Although the overall market performance has been favorable this year, it has not yet surpassed the highest levels recorded in early 2022. Moreover, there is a significant number of stocks listed on the TSX, especially those considered growth stocks, that are currently trading well below their peak values achieved in late 2021.

For investors who have a long-term perspective and are willing to wait, this may be a highly advantageous moment to invest in the Canadian stock market. As the trend picks up pace, numerous opportunities for profit remain up for grabs.

I've examined three stocks that are currently on sale and are ideal for those seeking bargains. With the current prices, people in Canada can own all of these companies for a total cost of under $100.

The technological industry took a major blow in the challenging year of 2022. Numerous prominent technology companies are currently trading significantly lower than their value at the close of 2021. It is not entirely unexpected considering the substantial growth they experienced after the market crash caused by the COVID-19 pandemic.

Lightspeed Commerce, a company traded on the Toronto Stock Exchange under the ticker symbol LSPD, has experienced a significant decline of 85% from its peak value. Although the shares have managed to increase by 10% throughout the year, there is still a significant gap that needs to be filled.

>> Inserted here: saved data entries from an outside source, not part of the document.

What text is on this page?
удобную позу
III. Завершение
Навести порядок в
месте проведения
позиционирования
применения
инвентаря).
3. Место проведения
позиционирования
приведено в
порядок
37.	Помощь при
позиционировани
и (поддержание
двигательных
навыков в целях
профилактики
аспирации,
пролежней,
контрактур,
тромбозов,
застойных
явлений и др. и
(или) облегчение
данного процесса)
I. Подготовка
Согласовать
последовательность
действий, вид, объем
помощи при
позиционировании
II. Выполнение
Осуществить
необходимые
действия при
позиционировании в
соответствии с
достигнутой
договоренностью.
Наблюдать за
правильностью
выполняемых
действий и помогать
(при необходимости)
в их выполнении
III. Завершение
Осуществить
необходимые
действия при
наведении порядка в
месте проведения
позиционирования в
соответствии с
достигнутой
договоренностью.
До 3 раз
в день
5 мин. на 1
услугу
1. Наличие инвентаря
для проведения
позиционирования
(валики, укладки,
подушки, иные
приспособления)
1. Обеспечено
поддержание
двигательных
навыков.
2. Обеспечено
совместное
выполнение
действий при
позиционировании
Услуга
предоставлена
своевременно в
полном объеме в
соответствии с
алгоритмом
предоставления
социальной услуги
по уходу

Fortunately, the company's overall condition remains robust. Although there has been some inconsistency in revenue growth during the past few quarters, it is expected to stay consistently high, with a double-digit growth rate. Furthermore, the company is expanding its range of products and establishing a stronger global presence, which are the main driving factors behind the ambitious revenue-growth objectives.

If you are willing to tolerate the unpredictability, this is a growth stock with significant potential for substantial gains.

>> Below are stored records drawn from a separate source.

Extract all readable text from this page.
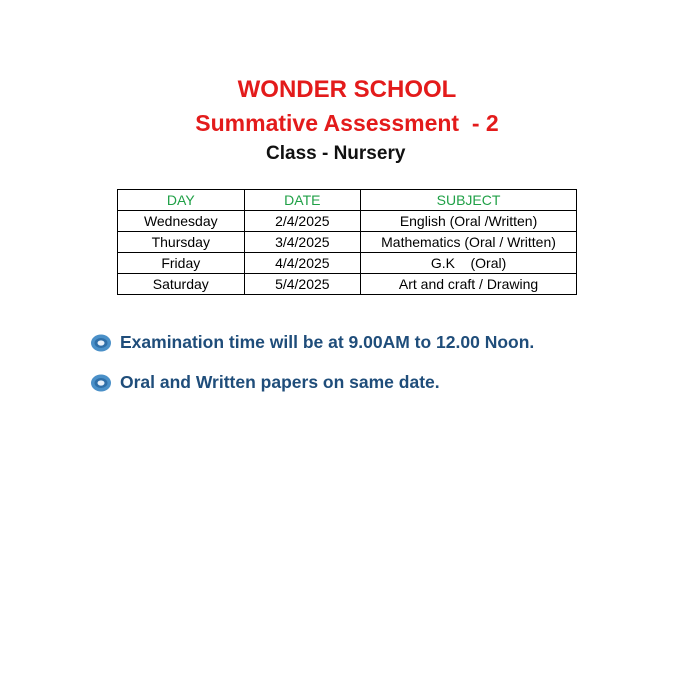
WONDER SCHOOL
Summative Assessment  - 2
Class - Nursery
DAY	DATE	SUBJECT
Wednesday	2/4/2025	English (Oral /Written)
Thursday	3/4/2025	Mathematics (Oral / Written)
Friday	4/4/2025	G.K    (Oral)
Saturday	5/4/2025	Art and craft / Drawing
Examination time will be at 9.00AM to 12.00 Noon.
Oral and Written papers on same date.
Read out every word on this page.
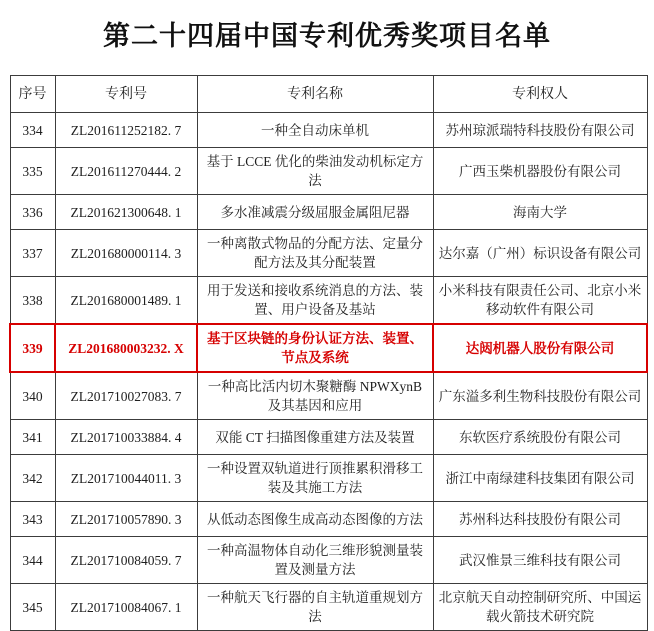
第二十四届中国专利优秀奖项目名单
序号	专利号	专利名称	专利权人
334	ZL201611252182. 7	一种全自动床单机	苏州琼派瑞特科技股份有限公司
335	ZL201611270444. 2	基于 LCCE 优化的柴油发动机标定方法	广西玉柴机器股份有限公司
336	ZL201621300648. 1	多水准减震分级屈服金属阻尼器	海南大学
337	ZL201680000114. 3	一种离散式物品的分配方法、定量分配方法及其分配装置	达尔嘉（广州）标识设备有限公司
338	ZL201680001489. 1	用于发送和接收系统消息的方法、装置、用户设备及基站	小米科技有限责任公司、北京小米移动软件有限公司
339	ZL201680003232. X	基于区块链的身份认证方法、装置、节点及系统	达闼机器人股份有限公司
340	ZL201710027083. 7	一种高比活内切木聚糖酶 NPWXynB 及其基因和应用	广东溢多利生物科技股份有限公司
341	ZL201710033884. 4	双能 CT 扫描图像重建方法及装置	东软医疗系统股份有限公司
342	ZL201710044011. 3	一种设置双轨道进行顶推累积滑移工装及其施工方法	浙江中南绿建科技集团有限公司
343	ZL201710057890. 3	从低动态图像生成高动态图像的方法	苏州科达科技股份有限公司
344	ZL201710084059. 7	一种高温物体自动化三维形貌测量装置及测量方法	武汉惟景三维科技有限公司
345	ZL201710084067. 1	一种航天飞行器的自主轨道重规划方法	北京航天自动控制研究所、中国运载火箭技术研究院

Telus (TSX:T) is an ideal option for individuals seeking to even out their investments in rapidly growing companies like Lightspeed. This communication industry frontrunner offers a well-rounded portfolio that not only ensures stability but also generates substantial passive income.

Following a significant decrease of 10% in the previous half-year, the stock's current dividend yield has surpassed 6%.

There are not many dividend stocks on the TSX right now that offer a yield of 6%, especially not one with such an impressive history as Telus.

Following a sudden increase in the need for its services during the COVID-19 pandemic, the shares of WELL Health Technologies (TSX:WELL) experienced a rapid and significant upswing, reaching unprecedented levels. By the end of 2020, the stock had risen by over 400%.

The organization offers remote healthcare solutions throughout Canada and the United States, which clarifies why there was a significant surge in demand during the initial stages of the pandemic.

The market for shares has calmed down significantly and they are currently being traded at a value that is 50% lower than their peak. However, this stock that focuses on expansion has increased by 150% compared to its prices before the pandemic, primarily due to a significant gain of 50% so far this year.

Those optimistic about the future increase in demand for virtual healthcare services should keep an eye on this growth company.

At the current stock value, Canadians have the opportunity to purchase WELL Health shares for under $5 each.